American children are susceptible to violence and poverty, says the
article. The firearm homicide rate for American children was 16 times
the figure for children in 25 other industrialized countries.
More than 12 million children were living below the poverty line set by
the federal government, said the US Fund for the Protection of the Child
in a green paper on conditions of American children published in April
2001.
Racial discrimination is the most serious human rights problem in the
United States, a problem that the United States has never resolved since
its founding.
The proportion of federal government posts taken by ethnic minority
Americans is much smaller than the proportion of their population in the
national total, says the article. Scandals of racial discrimination have
occurred one after another in recent years.
According to the 2000 population census of the US, blacks unable to
enjoy medical isurance are twice as many as whites. The unemployment
rate was twice as high for blacks as for whites. Meanwhile, blacks
employed for menial service jobs are more than twice as many.
Racial discrimination is frequently seen in America's judicature. Half
of the two million prison inmates are blacks, and ethnic Latin-Americans
account for 16 percent of the total.
The article quotes an investigative report published by the United
Nations as saying that for the same crime the penalty meted out against
the colored can be twice or even thrice as severe as against the white.

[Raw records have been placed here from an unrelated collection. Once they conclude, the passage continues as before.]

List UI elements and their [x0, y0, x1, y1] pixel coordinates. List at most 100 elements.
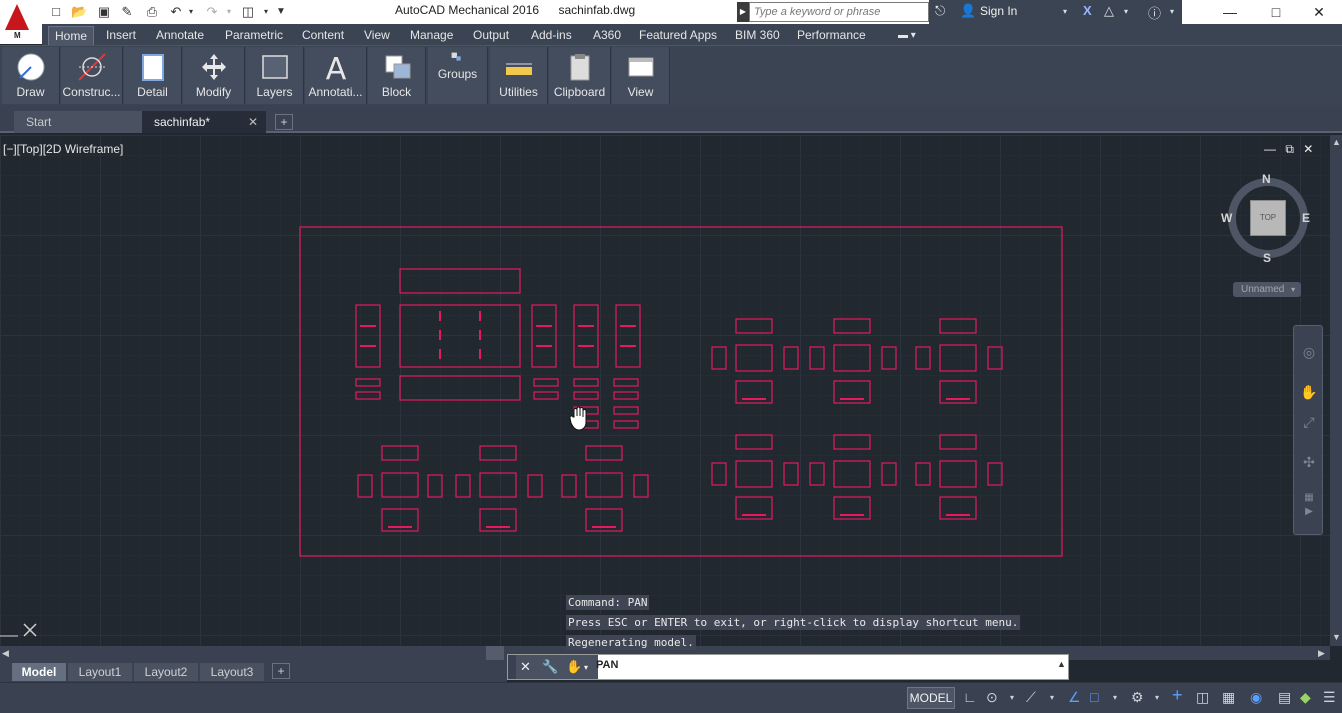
tab-layout2[interactable]: Layout2: [134, 663, 198, 681]
detail-button[interactable]: Detail: [124, 47, 182, 104]
command-line-grip[interactable]: [508, 655, 516, 679]
grid-snap-icon[interactable]: ∟: [963, 689, 977, 705]
save-icon[interactable]: ▣: [96, 4, 112, 20]
search-input[interactable]: Type a keyword or phrase: [749, 2, 929, 22]
application-menu-button[interactable]: M: [0, 0, 42, 44]
construction-button[interactable]: Construc...: [61, 47, 123, 104]
tab-content[interactable]: Content: [296, 26, 350, 45]
viewcube[interactable]: TOP N S E W: [1220, 170, 1316, 266]
tab-output[interactable]: Output: [467, 26, 515, 45]
tab-performance[interactable]: Performance: [791, 26, 872, 45]
user-icon[interactable]: 👤: [960, 3, 976, 19]
a360-dropdown-icon[interactable]: ▾: [1124, 7, 1128, 16]
tab-featured-apps[interactable]: Featured Apps: [633, 26, 723, 45]
command-history-toggle-icon[interactable]: ▲: [1057, 659, 1066, 669]
clipboard-button[interactable]: Clipboard: [549, 47, 611, 104]
view-panel-button[interactable]: View: [612, 47, 670, 104]
block-button[interactable]: Block: [368, 47, 426, 104]
tab-bim-360[interactable]: BIM 360: [729, 26, 786, 45]
close-tab-icon[interactable]: ✕: [248, 111, 258, 133]
layers-button[interactable]: Layers: [246, 47, 304, 104]
steering-wheel-icon[interactable]: ◎: [1300, 344, 1318, 362]
tab-insert[interactable]: Insert: [100, 26, 142, 45]
tab-layout3[interactable]: Layout3: [200, 663, 264, 681]
settings-gear-icon[interactable]: ⚙: [1131, 689, 1144, 706]
a360-icon[interactable]: △: [1104, 3, 1114, 19]
annotation-monitor-icon[interactable]: ▤: [1278, 689, 1291, 706]
compass-north[interactable]: N: [1262, 172, 1271, 186]
ortho-dropdown-icon[interactable]: ▾: [1010, 693, 1014, 702]
sign-in-link[interactable]: Sign In: [980, 4, 1017, 18]
help-dropdown-icon[interactable]: ▾: [1170, 7, 1174, 16]
tab-layout1[interactable]: Layout1: [68, 663, 132, 681]
tab-add-ins[interactable]: Add-ins: [525, 26, 578, 45]
command-input[interactable]: PAN: [596, 659, 618, 671]
search-expand-icon[interactable]: ▶: [737, 2, 749, 22]
compass-east[interactable]: E: [1302, 211, 1310, 225]
workspace-dropdown-icon[interactable]: ▾: [258, 4, 274, 20]
polar-tracking-icon[interactable]: ⟋: [1026, 689, 1036, 706]
customization-menu-icon[interactable]: ☰: [1323, 689, 1336, 706]
scroll-thumb[interactable]: [486, 646, 504, 660]
tab-view[interactable]: View: [358, 26, 396, 45]
close-icon[interactable]: ✕: [1296, 0, 1342, 24]
crosshair-icon[interactable]: +: [1172, 685, 1183, 706]
scroll-up-icon[interactable]: ▲: [1332, 137, 1341, 147]
compass-south[interactable]: S: [1263, 251, 1271, 265]
customize-toolbar-icon[interactable]: ▼: [273, 4, 289, 20]
ribbon-minimize-icon[interactable]: ▬ ▾: [892, 26, 922, 45]
undo-dropdown-icon[interactable]: ▾: [183, 4, 199, 20]
viewport-restore-icon[interactable]: ⧉: [1285, 142, 1294, 156]
snap-dropdown-icon[interactable]: ▾: [1113, 693, 1117, 702]
recent-commands-icon[interactable]: ▾: [584, 663, 588, 672]
redo-icon[interactable]: ↷: [204, 4, 220, 20]
draw-button[interactable]: Draw: [2, 47, 60, 104]
quick-properties-icon[interactable]: ◆: [1300, 689, 1311, 706]
file-tab-sachinfab[interactable]: sachinfab* ✕: [142, 111, 266, 133]
viewcube-top-face[interactable]: TOP: [1250, 200, 1286, 236]
utilities-button[interactable]: Utilities: [490, 47, 548, 104]
polar-dropdown-icon[interactable]: ▾: [1050, 693, 1054, 702]
save-as-icon[interactable]: ✎: [119, 4, 135, 20]
exchange-apps-icon[interactable]: X: [1083, 3, 1092, 18]
vertical-scrollbar[interactable]: ▲ ▼: [1330, 135, 1342, 646]
groups-button[interactable]: Groups: [428, 47, 488, 104]
sign-in-dropdown-icon[interactable]: ▾: [1063, 7, 1067, 16]
add-layout-icon[interactable]: +: [272, 663, 290, 679]
tab-model[interactable]: Model: [12, 663, 66, 681]
viewport-label[interactable]: [−][Top][2D Wireframe]: [3, 142, 123, 156]
model-space-button[interactable]: MODEL: [907, 687, 955, 709]
file-tab-start[interactable]: Start: [14, 111, 142, 133]
tab-a360[interactable]: A360: [587, 26, 627, 45]
maximize-icon[interactable]: □: [1253, 0, 1299, 24]
workspace-icon[interactable]: ◫: [240, 4, 256, 20]
settings-dropdown-icon[interactable]: ▾: [1155, 693, 1159, 702]
annotation-button[interactable]: A Annotati...: [305, 47, 367, 104]
viewport-minimize-icon[interactable]: —: [1264, 142, 1276, 156]
scroll-down-icon[interactable]: ▼: [1332, 632, 1341, 642]
pan-icon[interactable]: ✋: [1300, 384, 1318, 402]
orbit-icon[interactable]: ✣: [1300, 454, 1318, 472]
scroll-left-icon[interactable]: ◀: [2, 648, 9, 659]
isolate-objects-icon[interactable]: ◫: [1196, 689, 1209, 706]
redo-dropdown-icon[interactable]: ▾: [221, 4, 237, 20]
open-file-icon[interactable]: 📂: [71, 4, 87, 20]
modify-button[interactable]: Modify: [183, 47, 245, 104]
object-snap-icon[interactable]: ∠: [1068, 689, 1081, 706]
compass-west[interactable]: W: [1221, 211, 1232, 225]
viewport-close-icon[interactable]: ✕: [1303, 142, 1313, 156]
ucs-dropdown[interactable]: Unnamed ▾: [1233, 282, 1301, 297]
tab-manage[interactable]: Manage: [404, 26, 459, 45]
hardware-acceleration-icon[interactable]: ▦: [1222, 689, 1235, 706]
ortho-icon[interactable]: ⊙: [986, 689, 998, 706]
minimize-icon[interactable]: —: [1207, 0, 1253, 24]
help-icon[interactable]: ⓘ: [1148, 3, 1161, 22]
clean-screen-icon[interactable]: ◉: [1250, 689, 1262, 706]
new-tab-icon[interactable]: +: [275, 114, 293, 130]
undo-icon[interactable]: ↶: [168, 4, 184, 20]
new-file-icon[interactable]: □: [48, 4, 64, 20]
plot-icon[interactable]: ⎙: [144, 4, 160, 20]
scroll-right-icon[interactable]: ▶: [1318, 648, 1325, 659]
zoom-extents-icon[interactable]: ⤢: [1300, 414, 1318, 432]
play-icon[interactable]: ▶: [1300, 506, 1318, 524]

Blacks sentenced to death for killing whites are four times as many as
whites given death penalty for killing blacks.
The United States ranks first in the world in terms of military spending
and arms exports, says the article. The military expenditure of the
United States accounts for nearly 40 percent of the world total, more
than the combined military expenditure of the nine countries ranking
next to it.
The United States also ranks first in the world in wantonly infringing
upon the sovereignty of and human rights in other countries. It has used
force overseas on more than 40 occasions since 1990s.
The United States has built many military bases all over the world,
where it has stationed hundreds of thousands of troops, violating human
rights everywhere in the world.
The NATO headed by the United States dropped a large number of depleted
uranium bombs during the Kosovo war, bringing serious threat and
destruction to local environments and the people. The United States also
dropped more than 940,000 depleted uranium bombs onto Iraqi
land.
The US government has until this day refused to sign the Basel
Convention, which restricts the transfer of waste materials. It often
transfers dangerous waste materials by different methods to developing
countries.
The United States has announced its withdrawal from the Kyoto Protocol,
refusing to bear the responsibilities of improving the environment for
human survival and bringing about negative impacts on environmental
protection efforts in the world.
The article says that for many years, the US government has year after
year published reports on human rights conditions in other countries in
disregard of the opposition of many countries, cooking up charges,
twisting facts and censoring all countries except itself.
In 2001, without support from the majority of member countries, the
United States was voted out of the United Nations Human Rights
Commission and the International Narcotics Committee.
"This shows, from one aspect, that it is extremely unpopular for
the United States to push double standards and unilateralism on such
issues as human rights, crackdowns on drug trafficking, arms control and
environmental protection," notes the article.